A Pseudomonas intracellular amylase with high activity on maltodextrins and cyclodextrins.

An intracellular amylase from Pseudomonas MSl was purified 95-fold in a 14% yield by fractionation with (NH4) 2SO4, followed by chromatographies on CM-cellulose, hydroxylapatite and Sephadex G-200. On polyacrylamide gel electrophoresis at pH 8.3 it gave a single band and its molecular weight was determined to be 96 000 from its mobility on sodium dodecylsulfate gel electrophoresis. Its activity was maximal at pH 5.5 and 50 degrees C. This enzyme hydrolyzed maltotriose and maltotetraose faster than amylose, but did not hydrolyze maltose. It also rapidly hydrolyzed a series of cyclomaltodextrins. Amylopectin and glycogen, which have branched structures, were attacked much slower than amylose.

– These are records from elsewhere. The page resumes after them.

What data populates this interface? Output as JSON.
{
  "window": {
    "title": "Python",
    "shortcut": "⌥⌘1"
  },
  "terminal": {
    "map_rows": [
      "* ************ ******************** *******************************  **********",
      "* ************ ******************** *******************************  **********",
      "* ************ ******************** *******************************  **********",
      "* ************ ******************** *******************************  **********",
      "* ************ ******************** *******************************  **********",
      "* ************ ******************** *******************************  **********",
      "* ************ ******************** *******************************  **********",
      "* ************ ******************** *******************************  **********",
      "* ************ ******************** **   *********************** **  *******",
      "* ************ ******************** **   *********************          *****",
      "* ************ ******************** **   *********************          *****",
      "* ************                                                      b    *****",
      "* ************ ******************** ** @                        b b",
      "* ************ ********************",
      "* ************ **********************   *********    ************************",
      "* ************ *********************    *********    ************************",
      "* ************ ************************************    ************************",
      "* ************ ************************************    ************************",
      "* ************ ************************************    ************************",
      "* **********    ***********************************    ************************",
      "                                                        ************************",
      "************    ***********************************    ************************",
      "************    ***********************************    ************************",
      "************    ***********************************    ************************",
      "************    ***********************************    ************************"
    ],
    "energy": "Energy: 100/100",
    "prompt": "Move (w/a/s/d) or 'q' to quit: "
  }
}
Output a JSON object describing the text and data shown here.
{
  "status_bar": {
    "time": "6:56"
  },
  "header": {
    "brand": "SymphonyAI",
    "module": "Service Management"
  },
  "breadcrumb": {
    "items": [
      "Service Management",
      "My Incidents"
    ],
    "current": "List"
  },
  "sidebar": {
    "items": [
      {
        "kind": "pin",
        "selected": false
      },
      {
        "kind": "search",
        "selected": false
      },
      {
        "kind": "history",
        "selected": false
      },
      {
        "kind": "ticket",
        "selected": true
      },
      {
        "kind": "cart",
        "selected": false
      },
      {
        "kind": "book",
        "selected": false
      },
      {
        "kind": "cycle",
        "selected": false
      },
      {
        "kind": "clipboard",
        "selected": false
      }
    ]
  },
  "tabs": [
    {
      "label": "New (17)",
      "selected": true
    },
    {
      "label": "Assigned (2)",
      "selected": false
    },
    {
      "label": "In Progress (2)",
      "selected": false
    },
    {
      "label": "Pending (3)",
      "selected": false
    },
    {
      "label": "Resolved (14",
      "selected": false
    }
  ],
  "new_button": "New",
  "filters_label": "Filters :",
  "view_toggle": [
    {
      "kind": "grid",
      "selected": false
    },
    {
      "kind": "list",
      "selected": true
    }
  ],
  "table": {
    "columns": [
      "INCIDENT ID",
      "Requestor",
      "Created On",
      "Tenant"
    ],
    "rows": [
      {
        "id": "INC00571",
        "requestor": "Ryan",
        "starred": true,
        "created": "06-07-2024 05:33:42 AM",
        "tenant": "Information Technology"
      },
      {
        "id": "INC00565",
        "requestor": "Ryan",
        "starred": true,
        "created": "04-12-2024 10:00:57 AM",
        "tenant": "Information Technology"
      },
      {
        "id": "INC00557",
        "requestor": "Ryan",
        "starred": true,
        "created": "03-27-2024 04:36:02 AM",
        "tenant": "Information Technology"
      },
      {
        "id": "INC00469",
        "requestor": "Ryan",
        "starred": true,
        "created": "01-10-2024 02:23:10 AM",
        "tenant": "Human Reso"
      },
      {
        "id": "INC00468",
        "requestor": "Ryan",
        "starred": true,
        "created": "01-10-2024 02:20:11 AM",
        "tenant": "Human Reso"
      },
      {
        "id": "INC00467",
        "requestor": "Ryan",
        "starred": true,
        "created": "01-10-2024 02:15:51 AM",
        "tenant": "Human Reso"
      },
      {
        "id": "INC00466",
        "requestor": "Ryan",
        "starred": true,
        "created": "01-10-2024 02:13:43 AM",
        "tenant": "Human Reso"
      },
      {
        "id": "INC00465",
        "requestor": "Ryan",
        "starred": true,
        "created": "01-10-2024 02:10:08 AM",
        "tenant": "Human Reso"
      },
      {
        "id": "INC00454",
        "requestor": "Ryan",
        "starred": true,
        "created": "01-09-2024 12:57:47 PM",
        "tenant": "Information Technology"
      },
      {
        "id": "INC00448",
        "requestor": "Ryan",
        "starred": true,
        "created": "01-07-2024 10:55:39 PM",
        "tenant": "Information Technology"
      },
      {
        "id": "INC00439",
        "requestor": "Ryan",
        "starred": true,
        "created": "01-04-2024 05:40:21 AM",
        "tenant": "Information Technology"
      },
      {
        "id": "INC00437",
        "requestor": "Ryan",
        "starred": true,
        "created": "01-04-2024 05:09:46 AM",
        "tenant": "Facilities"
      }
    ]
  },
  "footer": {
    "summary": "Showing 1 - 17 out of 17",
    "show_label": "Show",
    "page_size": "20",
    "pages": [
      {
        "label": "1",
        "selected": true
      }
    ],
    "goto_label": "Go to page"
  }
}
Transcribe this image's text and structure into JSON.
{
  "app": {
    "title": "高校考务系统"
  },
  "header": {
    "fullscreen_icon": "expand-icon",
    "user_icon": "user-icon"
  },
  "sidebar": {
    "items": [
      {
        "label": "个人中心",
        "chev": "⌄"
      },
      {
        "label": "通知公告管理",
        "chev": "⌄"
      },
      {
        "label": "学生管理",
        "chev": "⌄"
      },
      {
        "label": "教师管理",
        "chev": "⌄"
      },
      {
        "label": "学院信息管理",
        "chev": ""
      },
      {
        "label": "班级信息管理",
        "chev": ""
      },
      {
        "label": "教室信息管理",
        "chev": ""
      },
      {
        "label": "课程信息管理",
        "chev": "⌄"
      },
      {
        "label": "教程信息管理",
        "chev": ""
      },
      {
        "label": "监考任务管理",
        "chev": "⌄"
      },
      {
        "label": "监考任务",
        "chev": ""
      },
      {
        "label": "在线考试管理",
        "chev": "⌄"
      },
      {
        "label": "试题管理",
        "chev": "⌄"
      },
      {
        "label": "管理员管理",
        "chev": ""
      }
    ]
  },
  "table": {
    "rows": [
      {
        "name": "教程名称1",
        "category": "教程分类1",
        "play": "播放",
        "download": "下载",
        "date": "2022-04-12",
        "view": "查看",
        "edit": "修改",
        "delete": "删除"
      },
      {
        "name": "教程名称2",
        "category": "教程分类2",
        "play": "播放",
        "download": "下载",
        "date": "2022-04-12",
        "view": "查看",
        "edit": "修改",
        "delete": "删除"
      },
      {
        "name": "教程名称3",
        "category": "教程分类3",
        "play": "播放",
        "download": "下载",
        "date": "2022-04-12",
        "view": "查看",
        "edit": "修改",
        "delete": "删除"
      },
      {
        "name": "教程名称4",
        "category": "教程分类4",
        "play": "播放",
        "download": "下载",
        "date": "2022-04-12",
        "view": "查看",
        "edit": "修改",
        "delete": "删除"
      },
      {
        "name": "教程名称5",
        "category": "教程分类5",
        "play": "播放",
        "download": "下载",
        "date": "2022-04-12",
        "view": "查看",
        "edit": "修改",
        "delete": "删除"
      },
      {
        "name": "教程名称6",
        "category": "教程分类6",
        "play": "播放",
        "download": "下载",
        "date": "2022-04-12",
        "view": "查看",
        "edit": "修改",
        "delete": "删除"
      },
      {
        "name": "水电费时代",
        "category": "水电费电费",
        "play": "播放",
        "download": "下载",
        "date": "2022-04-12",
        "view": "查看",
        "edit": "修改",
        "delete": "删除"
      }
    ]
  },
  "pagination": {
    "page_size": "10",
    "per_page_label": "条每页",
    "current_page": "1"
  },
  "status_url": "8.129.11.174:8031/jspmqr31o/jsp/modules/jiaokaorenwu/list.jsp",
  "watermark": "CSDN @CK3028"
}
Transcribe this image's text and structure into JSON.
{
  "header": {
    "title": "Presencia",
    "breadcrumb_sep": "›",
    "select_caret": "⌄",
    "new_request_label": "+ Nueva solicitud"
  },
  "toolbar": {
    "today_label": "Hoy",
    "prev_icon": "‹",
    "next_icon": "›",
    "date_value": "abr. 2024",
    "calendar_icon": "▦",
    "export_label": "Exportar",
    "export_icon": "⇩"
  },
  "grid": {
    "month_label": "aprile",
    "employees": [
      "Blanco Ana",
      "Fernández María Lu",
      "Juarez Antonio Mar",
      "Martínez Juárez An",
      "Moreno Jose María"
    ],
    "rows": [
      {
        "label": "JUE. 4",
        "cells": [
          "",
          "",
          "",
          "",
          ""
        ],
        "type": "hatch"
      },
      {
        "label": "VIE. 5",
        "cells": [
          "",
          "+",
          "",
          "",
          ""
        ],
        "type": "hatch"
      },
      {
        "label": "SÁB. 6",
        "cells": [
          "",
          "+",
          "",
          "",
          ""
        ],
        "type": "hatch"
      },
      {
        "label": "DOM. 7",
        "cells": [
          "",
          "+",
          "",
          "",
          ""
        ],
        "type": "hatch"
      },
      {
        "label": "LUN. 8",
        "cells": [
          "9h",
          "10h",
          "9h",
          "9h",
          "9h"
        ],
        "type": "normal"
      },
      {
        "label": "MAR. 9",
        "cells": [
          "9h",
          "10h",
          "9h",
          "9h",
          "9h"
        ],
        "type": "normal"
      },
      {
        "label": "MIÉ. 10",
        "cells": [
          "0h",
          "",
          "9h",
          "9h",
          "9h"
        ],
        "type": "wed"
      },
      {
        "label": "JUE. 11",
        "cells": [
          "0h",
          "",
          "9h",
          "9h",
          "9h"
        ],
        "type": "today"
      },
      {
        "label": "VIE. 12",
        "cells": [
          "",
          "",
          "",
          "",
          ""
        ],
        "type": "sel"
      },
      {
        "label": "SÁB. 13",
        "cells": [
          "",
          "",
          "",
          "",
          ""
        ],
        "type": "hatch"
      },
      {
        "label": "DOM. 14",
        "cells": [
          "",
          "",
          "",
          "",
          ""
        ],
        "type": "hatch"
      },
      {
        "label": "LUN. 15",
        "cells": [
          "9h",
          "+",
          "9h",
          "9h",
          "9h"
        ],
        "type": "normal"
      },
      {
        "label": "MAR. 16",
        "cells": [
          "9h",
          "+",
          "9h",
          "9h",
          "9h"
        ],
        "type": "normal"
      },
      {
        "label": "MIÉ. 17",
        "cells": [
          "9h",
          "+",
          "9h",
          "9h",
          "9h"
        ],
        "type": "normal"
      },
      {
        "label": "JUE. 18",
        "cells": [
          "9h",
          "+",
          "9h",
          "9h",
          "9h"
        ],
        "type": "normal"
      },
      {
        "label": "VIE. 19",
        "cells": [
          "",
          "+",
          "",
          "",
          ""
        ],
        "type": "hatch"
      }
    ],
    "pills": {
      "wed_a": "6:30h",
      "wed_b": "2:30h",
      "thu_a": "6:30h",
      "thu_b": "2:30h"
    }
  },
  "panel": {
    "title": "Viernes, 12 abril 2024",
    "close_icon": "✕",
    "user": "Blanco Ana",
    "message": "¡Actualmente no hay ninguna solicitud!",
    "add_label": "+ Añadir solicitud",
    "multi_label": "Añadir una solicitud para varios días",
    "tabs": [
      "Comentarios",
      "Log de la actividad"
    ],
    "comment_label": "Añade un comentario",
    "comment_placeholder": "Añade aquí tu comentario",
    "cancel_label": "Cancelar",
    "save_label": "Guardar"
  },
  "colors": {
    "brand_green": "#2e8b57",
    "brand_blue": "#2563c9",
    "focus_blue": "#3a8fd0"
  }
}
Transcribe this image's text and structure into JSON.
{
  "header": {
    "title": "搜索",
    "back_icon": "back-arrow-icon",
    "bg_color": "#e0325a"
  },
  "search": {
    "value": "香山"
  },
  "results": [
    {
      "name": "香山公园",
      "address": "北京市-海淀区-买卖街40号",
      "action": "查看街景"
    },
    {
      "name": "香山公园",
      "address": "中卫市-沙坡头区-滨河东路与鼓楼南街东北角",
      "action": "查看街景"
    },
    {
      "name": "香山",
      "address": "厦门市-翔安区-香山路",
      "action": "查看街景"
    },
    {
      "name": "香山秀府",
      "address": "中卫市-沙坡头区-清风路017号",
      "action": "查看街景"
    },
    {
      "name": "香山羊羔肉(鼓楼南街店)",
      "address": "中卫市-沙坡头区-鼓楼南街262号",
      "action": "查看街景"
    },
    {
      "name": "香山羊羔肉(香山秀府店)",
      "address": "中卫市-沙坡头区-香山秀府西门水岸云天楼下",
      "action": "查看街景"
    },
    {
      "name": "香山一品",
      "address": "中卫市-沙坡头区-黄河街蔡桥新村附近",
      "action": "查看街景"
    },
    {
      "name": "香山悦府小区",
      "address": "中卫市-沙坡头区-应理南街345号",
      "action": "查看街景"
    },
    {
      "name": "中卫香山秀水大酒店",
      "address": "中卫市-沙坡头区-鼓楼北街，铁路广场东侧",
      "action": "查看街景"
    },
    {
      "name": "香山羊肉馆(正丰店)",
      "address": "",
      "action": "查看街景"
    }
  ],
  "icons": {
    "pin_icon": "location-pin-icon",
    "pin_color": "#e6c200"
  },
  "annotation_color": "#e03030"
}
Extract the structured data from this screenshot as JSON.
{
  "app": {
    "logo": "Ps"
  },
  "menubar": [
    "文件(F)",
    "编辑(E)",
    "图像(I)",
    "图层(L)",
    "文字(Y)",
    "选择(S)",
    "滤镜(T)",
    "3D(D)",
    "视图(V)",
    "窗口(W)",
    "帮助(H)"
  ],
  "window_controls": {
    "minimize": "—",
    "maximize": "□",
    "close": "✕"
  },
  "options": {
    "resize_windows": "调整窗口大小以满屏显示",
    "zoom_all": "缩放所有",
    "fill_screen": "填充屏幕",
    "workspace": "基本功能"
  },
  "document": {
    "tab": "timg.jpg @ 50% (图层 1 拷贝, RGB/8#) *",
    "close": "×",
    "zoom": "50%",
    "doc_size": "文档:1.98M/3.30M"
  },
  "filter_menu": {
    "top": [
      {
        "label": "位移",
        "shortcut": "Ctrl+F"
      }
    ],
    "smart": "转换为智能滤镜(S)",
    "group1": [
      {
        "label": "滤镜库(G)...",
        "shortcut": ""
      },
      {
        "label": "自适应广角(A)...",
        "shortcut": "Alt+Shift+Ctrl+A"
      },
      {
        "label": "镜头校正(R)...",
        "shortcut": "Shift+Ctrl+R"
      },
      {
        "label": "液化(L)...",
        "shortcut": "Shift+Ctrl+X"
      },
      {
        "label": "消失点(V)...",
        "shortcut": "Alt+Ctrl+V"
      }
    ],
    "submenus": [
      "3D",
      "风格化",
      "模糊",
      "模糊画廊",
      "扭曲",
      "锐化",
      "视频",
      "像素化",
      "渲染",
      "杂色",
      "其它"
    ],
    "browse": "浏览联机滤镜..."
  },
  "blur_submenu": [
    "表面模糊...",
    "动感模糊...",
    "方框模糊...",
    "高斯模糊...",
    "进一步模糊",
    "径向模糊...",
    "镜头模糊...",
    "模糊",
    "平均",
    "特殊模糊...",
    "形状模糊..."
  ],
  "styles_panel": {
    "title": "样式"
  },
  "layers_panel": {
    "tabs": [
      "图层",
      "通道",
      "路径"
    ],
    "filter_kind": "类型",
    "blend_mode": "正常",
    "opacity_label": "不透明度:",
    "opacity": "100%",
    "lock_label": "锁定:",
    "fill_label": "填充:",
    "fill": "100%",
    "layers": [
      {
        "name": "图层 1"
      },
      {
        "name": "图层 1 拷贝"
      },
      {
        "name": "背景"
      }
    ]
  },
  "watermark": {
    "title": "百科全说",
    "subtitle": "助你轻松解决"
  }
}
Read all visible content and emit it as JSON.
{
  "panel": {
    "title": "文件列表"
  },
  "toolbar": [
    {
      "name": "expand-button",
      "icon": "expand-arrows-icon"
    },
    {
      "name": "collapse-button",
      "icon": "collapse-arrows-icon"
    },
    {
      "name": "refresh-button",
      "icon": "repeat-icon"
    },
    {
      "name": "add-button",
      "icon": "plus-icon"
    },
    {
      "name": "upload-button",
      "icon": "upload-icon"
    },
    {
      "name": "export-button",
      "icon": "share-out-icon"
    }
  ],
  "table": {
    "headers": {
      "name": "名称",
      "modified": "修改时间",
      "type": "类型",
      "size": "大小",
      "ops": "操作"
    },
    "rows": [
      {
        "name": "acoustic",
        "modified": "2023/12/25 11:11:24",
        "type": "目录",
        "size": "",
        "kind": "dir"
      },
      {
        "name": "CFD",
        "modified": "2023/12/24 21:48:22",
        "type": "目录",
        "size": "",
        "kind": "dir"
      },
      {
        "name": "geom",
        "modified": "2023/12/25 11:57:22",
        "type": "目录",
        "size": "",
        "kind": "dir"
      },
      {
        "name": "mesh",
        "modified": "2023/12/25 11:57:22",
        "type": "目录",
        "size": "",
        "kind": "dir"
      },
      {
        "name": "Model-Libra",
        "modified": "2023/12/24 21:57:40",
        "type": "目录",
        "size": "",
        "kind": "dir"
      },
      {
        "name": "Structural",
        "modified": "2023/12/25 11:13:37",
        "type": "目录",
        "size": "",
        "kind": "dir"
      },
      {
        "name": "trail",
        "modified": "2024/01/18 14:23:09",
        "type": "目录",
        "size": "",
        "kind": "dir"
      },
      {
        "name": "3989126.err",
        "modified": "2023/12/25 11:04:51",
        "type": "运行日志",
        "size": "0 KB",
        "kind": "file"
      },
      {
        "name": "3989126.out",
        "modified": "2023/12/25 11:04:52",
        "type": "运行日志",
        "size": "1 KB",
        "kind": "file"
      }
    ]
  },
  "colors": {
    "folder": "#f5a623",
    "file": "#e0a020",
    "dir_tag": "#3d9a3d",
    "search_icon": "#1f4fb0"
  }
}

The enzyme cleaved the substrates in an endo-wise fashion and produced almost equimolar amounts of glucose and maltose as the final products from various substrates. The enzyme mechanism is discussed on the basis of quantitative autoradiographic data. The K-m values for maltotriose, maltotetraose, cyclomaltohexaose, corn amylose and waxycorn amylopectin were 1.0, 1.4, 3.5, 3.3 and 13 - 10-minus 3 g/ml, respectively. The products of the enzyme had an alpha-configuration. Thus, this enzyme is a specific alpha-amylase.